1) It perpetuates the idea that the work these women are doing - some of which is exhausting, and peaks during childbearing years - is not worth considering as work. Despite Clooney's list of unpaid work, the film brings on a string of female authorities, almost scolding these women that they must "participate" in the economy. What do these experts think the women have been doing all along?;
2) It adds to the burdens these women bear with the additional burden of attempting to start a new business, which may or may not be successful;
3) Most of the women shown smilingly showing off their businesses are way past childbearing years, and many have extricated themselves from living with men altogether;
4) They don't provide a solution for child care for younger women entering this solution, or the ambitious careers they encourage them to prepare for.

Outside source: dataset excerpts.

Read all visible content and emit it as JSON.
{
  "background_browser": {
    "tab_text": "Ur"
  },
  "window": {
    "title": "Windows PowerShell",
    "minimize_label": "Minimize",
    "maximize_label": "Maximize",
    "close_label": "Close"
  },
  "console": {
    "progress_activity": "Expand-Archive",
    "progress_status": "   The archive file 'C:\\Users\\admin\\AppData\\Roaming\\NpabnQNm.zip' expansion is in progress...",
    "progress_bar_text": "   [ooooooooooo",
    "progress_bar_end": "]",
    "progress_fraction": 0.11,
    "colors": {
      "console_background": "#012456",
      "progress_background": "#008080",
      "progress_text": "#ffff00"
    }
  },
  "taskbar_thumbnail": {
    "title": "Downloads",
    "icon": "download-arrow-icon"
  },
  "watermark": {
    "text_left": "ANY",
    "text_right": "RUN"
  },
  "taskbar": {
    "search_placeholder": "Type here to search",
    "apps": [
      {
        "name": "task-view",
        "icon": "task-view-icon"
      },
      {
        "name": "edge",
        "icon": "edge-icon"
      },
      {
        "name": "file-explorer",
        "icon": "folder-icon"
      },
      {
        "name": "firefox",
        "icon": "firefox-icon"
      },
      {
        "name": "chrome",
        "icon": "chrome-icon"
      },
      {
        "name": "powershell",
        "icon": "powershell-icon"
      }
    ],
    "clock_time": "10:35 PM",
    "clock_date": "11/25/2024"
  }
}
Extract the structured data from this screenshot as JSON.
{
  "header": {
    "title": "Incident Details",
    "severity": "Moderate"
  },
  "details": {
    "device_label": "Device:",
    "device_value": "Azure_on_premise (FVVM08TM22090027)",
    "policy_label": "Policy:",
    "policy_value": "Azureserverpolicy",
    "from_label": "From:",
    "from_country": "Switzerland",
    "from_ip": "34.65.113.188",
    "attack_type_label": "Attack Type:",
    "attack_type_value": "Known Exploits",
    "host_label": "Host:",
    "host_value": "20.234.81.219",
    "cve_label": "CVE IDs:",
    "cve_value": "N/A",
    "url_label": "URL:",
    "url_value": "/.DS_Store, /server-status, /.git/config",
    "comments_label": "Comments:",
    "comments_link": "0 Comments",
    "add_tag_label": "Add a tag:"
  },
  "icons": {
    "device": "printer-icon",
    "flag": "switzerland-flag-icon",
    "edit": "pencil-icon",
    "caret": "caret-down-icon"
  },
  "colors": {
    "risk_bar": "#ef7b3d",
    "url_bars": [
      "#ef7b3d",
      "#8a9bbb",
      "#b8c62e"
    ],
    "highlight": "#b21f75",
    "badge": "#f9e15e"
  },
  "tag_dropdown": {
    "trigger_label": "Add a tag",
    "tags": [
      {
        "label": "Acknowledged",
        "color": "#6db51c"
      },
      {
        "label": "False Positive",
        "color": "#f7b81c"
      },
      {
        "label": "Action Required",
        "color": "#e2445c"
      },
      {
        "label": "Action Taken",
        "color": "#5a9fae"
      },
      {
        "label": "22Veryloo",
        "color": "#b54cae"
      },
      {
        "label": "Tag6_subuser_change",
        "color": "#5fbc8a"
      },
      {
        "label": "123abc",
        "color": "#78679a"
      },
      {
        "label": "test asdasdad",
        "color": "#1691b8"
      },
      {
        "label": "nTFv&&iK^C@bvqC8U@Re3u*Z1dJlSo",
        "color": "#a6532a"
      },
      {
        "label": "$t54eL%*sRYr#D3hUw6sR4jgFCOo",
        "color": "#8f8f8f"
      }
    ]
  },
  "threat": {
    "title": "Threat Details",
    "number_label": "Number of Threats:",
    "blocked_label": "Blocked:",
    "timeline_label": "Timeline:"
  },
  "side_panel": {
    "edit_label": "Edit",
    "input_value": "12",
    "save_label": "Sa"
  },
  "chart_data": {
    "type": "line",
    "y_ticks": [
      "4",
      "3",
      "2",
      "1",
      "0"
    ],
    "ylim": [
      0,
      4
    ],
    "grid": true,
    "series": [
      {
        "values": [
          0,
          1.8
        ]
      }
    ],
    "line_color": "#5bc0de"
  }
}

As I began, I strongly encourage everyone to see this film, in order to understand the nature of the problem. However, I hope we can go beyond the interventions and solutions offered here. Women's worldwide equality requires more systemic changes: in cultural assumptions (which we developed countries should not consider ourselves above), in the structure of work, in the measurement of economies, and in the type of economic exploitation that Naomi Klein has uncovered.